Friday, July 28, 2017

Practical Chess Study

Most of us study chess from a book or a computer by ourselves. We play through stuff, openings, tactics puzzles, famous games, endgames, and generally accumulate knowledge and some level of expertise. But it can get much more effective if you study in a group or with a partner. There are more brains at work, hopefully with different ways of looking at positions.The only trouble is that we have little time to get together with others to study so most of what we do is alone. It is possible to play online, but I don't think many people study in a group online. Perhaps with a coach, but not in a group.

When I was running an endgame group at the Melbourne Chess Club a few years ago, we'd meet at the club and go through a type of ending each week, first looking at some practice and theory, and then playing from positions that related to the evening's theme. This is a really good exercise, learning and then putting the new found knowledge into a practical setting.

I recently decided that I could try this at home using a strong engine (probably a weak engine would be good enough!). Find some positions and play them out against the computer. Good positions to play would be practical endgame positions that are fairly level, or even theoretical positions to test your knowledge (try mating with king and queen vs king and rook against a comp, or defending rook vs rook and bishop).

But why limit it to endgames? Let's take 2 famous quotes as a starting point.

"The hardest thing in chess is to win a won game"

"The remainder of the game needs no further comment"

These 2 chess cliches seem to contradict one another. So how about setting up a position which requires no further comment and trying to convert to a win? Here's an example.


This position is from the game Euwe-Capablanca London 1922. In the tournament book, Maroczy criticises Euwe's last move. 17.g3 "This loses a pawn". But that is it. The remainder of the game gets no commentary as if it is all self evident.
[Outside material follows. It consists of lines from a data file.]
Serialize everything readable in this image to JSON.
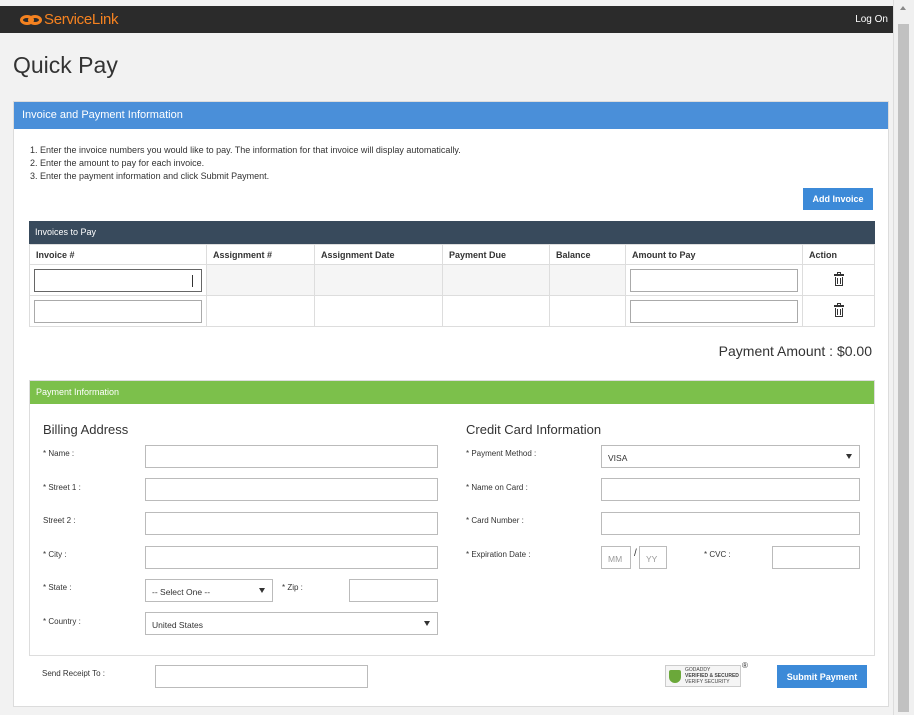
{
  "header": {
    "logo_text": "ServiceLink",
    "logon_label": "Log On",
    "brand_color": "#f58220"
  },
  "page": {
    "title": "Quick Pay"
  },
  "invoice_section": {
    "header": "Invoice and Payment Information",
    "instructions": [
      "1. Enter the invoice numbers you would like to pay. The information for that invoice will display automatically.",
      "2. Enter the amount to pay for each invoice.",
      "3. Enter the payment information and click Submit Payment."
    ],
    "add_invoice_label": "Add Invoice",
    "table_title": "Invoices to Pay",
    "columns": [
      "Invoice #",
      "Assignment #",
      "Assignment Date",
      "Payment Due",
      "Balance",
      "Amount to Pay",
      "Action"
    ],
    "rows": [
      {
        "invoice": "",
        "assignment": "",
        "assignment_date": "",
        "payment_due": "",
        "balance": "",
        "amount": "",
        "action_icon": "trash-icon"
      },
      {
        "invoice": "",
        "assignment": "",
        "assignment_date": "",
        "payment_due": "",
        "balance": "",
        "amount": "",
        "action_icon": "trash-icon"
      }
    ],
    "payment_amount_label": "Payment Amount : $0.00"
  },
  "payment": {
    "header": "Payment Information",
    "billing": {
      "title": "Billing Address",
      "name_label": "* Name :",
      "street1_label": "* Street 1 :",
      "street2_label": "Street 2 :",
      "city_label": "* City :",
      "state_label": "* State :",
      "state_value": "-- Select One --",
      "zip_label": "* Zip :",
      "country_label": "* Country :",
      "country_value": "United States"
    },
    "card": {
      "title": "Credit Card Information",
      "method_label": "* Payment Method :",
      "method_value": "VISA",
      "name_label": "* Name on Card :",
      "number_label": "* Card Number :",
      "exp_label": "* Expiration Date :",
      "exp_month_placeholder": "MM",
      "exp_sep": "/",
      "exp_year_placeholder": "YY",
      "cvc_label": "* CVC :"
    }
  },
  "footer": {
    "receipt_label": "Send Receipt To :",
    "seal_line1": "GODADDY",
    "seal_line2": "VERIFIED & SECURED",
    "seal_line3": "VERIFY SECURITY",
    "reg_mark": "®",
    "submit_label": "Submit Payment"
  },
  "colors": {
    "header_blue": "#4a8fd9",
    "table_header": "#384a5c",
    "payment_green": "#7cc04b",
    "button_blue": "#3c8ad8"
  }
}
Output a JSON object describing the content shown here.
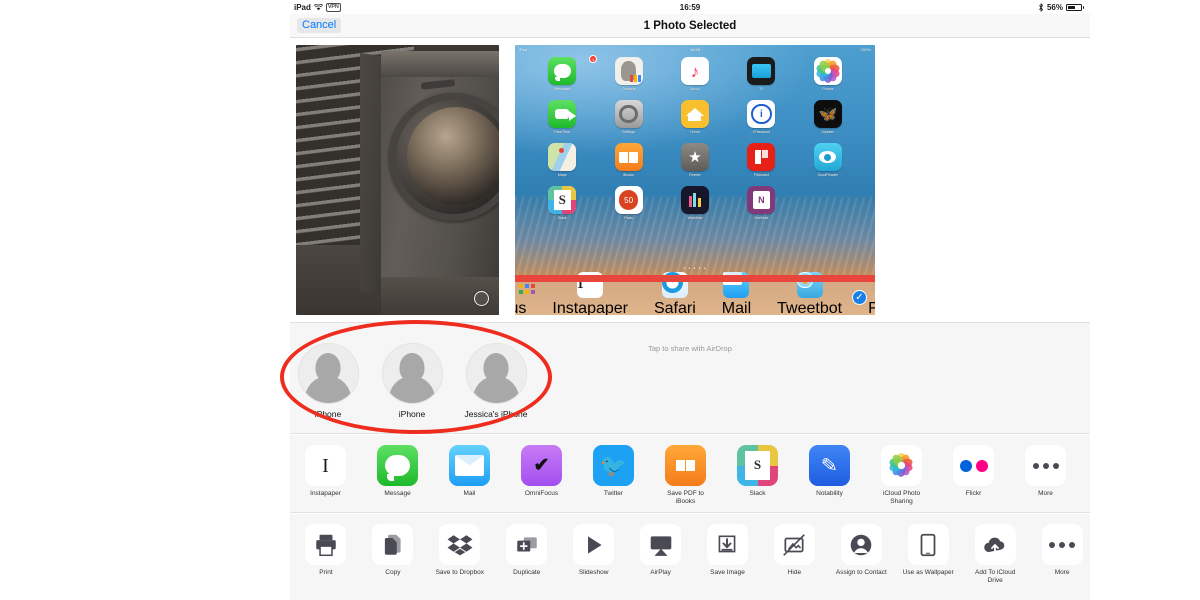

Apparently.

Working out how Capablanca as black wins a pawn in this position isn't that difficult, but to convert after might seem tricky, especially against a computer playing to at least 2500 standard. I wonder how many of us could do it 100% of the time?

This is the sort of exercise that would be of huge practical benefit to players, certainly below master standard, and playing against the clock would also help practically. I will not be playing much chess in the second half of the year so I'll be looking at ways to keep in touch. This might just be one such method.